Modernisation des corridors Cameroun Tchad rca : enjeux et perspectives
Le Tchad lance un ambitieux projet de modernisation des corridors de transit reliant N’Djamena à Douala et à Bangui, trois capitales essentielles pour l’économie de l’Afrique centrale. Cette initiative vise à fluidifier les échanges commerciaux entre le Cameroun, le Tchad et la République centrafricaine (RCA), en s’appuyant sur le port autonome de Douala, principal hub logistique de la sous-région. Au-delà des infrastructures routières, ce projet touche à des enjeux majeurs comme la compétitivité économique, la sécurité alimentaire et l’intégration régionale au sein de la Communauté économique et monétaire de l’Afrique centrale (CEMAC).
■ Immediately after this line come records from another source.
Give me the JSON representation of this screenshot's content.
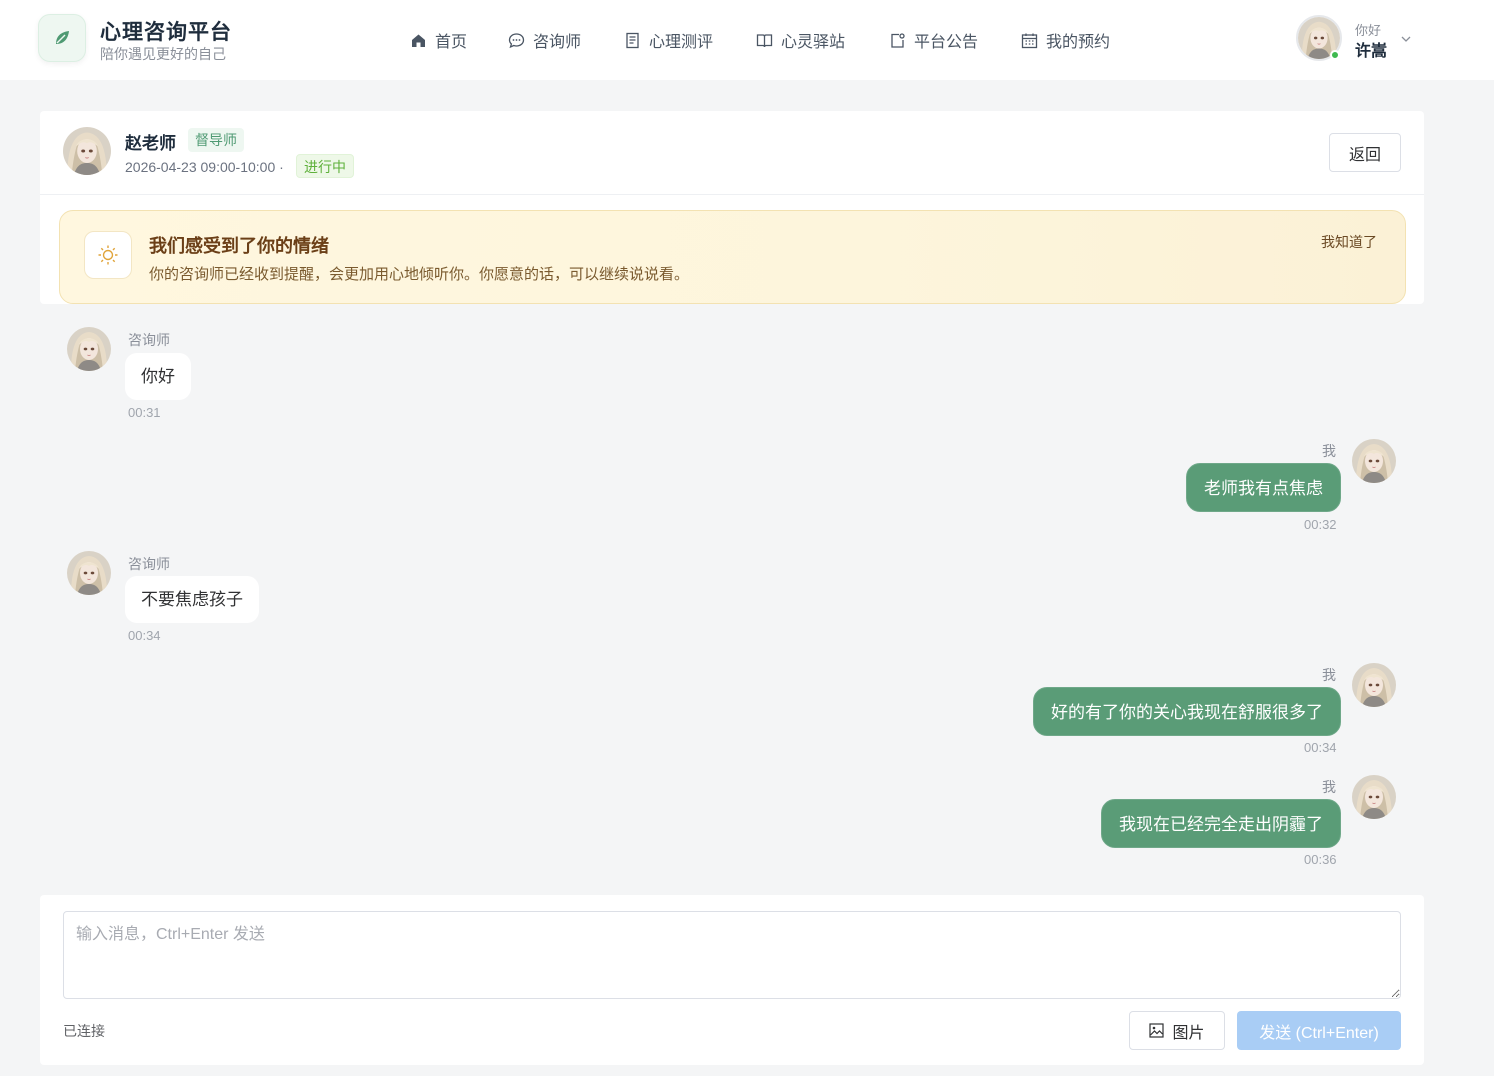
{
  "brand": {
    "title": "心理咨询平台",
    "subtitle": "陪你遇见更好的自己"
  },
  "nav": {
    "items": [
      {
        "label": "首页",
        "icon": "home-icon"
      },
      {
        "label": "咨询师",
        "icon": "chat-icon"
      },
      {
        "label": "心理测评",
        "icon": "document-icon"
      },
      {
        "label": "心灵驿站",
        "icon": "book-icon"
      },
      {
        "label": "平台公告",
        "icon": "announcement-icon"
      },
      {
        "label": "我的预约",
        "icon": "calendar-icon"
      }
    ]
  },
  "user": {
    "greeting": "你好",
    "name": "许嵩",
    "status": "online"
  },
  "session": {
    "counselor_name": "赵老师",
    "counselor_role": "督导师",
    "time": "2026-04-23 09:00-10:00 ·",
    "status": "进行中",
    "back_label": "返回"
  },
  "notice": {
    "title": "我们感受到了你的情绪",
    "text": "你的咨询师已经收到提醒，会更加用心地倾听你。你愿意的话，可以继续说说看。",
    "ack_label": "我知道了",
    "icon": "sun-icon"
  },
  "messages": [
    {
      "side": "in",
      "sender": "咨询师",
      "text": "你好",
      "time": "00:31"
    },
    {
      "side": "out",
      "sender": "我",
      "text": "老师我有点焦虑",
      "time": "00:32"
    },
    {
      "side": "in",
      "sender": "咨询师",
      "text": "不要焦虑孩子",
      "time": "00:34"
    },
    {
      "side": "out",
      "sender": "我",
      "text": "好的有了你的关心我现在舒服很多了",
      "time": "00:34"
    },
    {
      "side": "out",
      "sender": "我",
      "text": "我现在已经完全走出阴霾了",
      "time": "00:36"
    }
  ],
  "composer": {
    "placeholder": "输入消息，Ctrl+Enter 发送",
    "value": "",
    "connection_status": "已连接",
    "image_label": "图片",
    "send_label": "发送 (Ctrl+Enter)"
  },
  "colors": {
    "accent_green": "#5a9c77",
    "send_disabled": "#a9cdf5",
    "notice_bg": "#fff7df",
    "status_green": "#5fb13b"
  }
}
Des axes logistiques vitaux pour des économies enclavées
Pour le Tchad et la Centrafrique, le corridor camerounais est un véritable poumon économique. Environ 90 % des importations tchadiennes transitent par Douala, premier port en eau profonde d’Afrique centrale. L’axe routier Douala-N’Djamena, long de près de 1 800 km, est le nerf du commerce extérieur de ces deux pays. Toute perturbation sur cet axe, qu’elle soit due à l’état des routes, aux barrières administratives ou aux risques sécuritaires, entraîne une hausse immédiate des prix à la consommation dans la capitale tchadienne.
Le corridor Douala-Bangui subit des vulnérabilités similaires, aggravées par une décennie d’instabilité dans le nord-est de la RCA. Les professionnels du secteur estiment que les délais d’acheminement peuvent atteindre plusieurs dizaines de jours, contre une dizaine en théorie. Cette lenteur pénalise la compétitivité des produits locaux et dissuade les investisseurs. Malgré les financements répétés de la Banque mondiale et de la Banque africaine de développement (BAD) pour certains tronçons, le problème persiste.
Une diplomatie économique pour renforcer l’influence régionale
En relançant ce projet, les autorités tchadiennes affichent une volonté politique claire. Cette démarche s’inscrit dans une stratégie de diplomatie économique où le président Mahamat Idriss Déby Itno cherche à renforcer la position du Tchad sur la scène régionale. N’Djamena souhaite peser davantage dans les négociations avec Yaoundé sur la fluidité des échanges, les tarifs portuaires et la sécurisation des convois. Plusieurs réunions bilatérales ont déjà été organisées pour harmoniser les procédures douanières, réduire les points de contrôle et accélérer l’adoption de systèmes électroniques de suivi des marchandises.
La Centrafrique, qui partage avec le Tchad la dépendance au port de Douala, considère cette initiative avec bienveillance. Bangui voit dans cette coordination renforcée une opportunité de mutualiser certains investissements et de présenter un front uni face aux partenaires internationaux. Cependant, la mise en œuvre des engagements politiques se heurte à des contraintes budgétaires importantes, dans un contexte où les trois États disposent de marges de manœuvre limitées.
Les défis structurels à surmonter pour une intégration réussie
La modernisation des corridors ne se limite pas à des annonces : elle exige des réformes structurelles. Les tracasseries routières, dénoncées depuis des années par les transporteurs, restent un frein majeur sur les axes camerounais et tchadien. Les contrôles répétés, les paiements illégaux et les retards aux postes-frontières alourdissent le coût du transport et favorisent la corruption. Le projet de poste-frontière commun entre Kousséri et N’Djamena, évoqué depuis des années, peine toujours à voir le jour.
La question sécuritaire est également cruciale. La région du Lac Tchad reste exposée aux activités de groupes armés liés à Boko Haram, tandis que la circulation dans le nord de la RCA reste menacée par des groupes armés non étatiques. Sans une stabilisation durable, les promesses logistiques resteront fragiles. Par ailleurs, la concurrence du port nigérian de Port-Harcourt et, à plus long terme, du port en eau profonde de Kribi, pourrait redessiner la carte des flux régionaux. Yaoundé mise sur Kribi pour absorber une partie des échanges centrafricains et tchadiens, ce qui ouvrirait de nouveaux corridors et nécessiterait une réévaluation globale des chaînes logistiques.
Cette initiative tchadienne, à la fois nécessaire et complexe, dépendra de la capacité des trois pays à concrétiser leurs intentions en projets viables, soutenus par les bailleurs de fonds et accompagnés de réformes de gouvernance.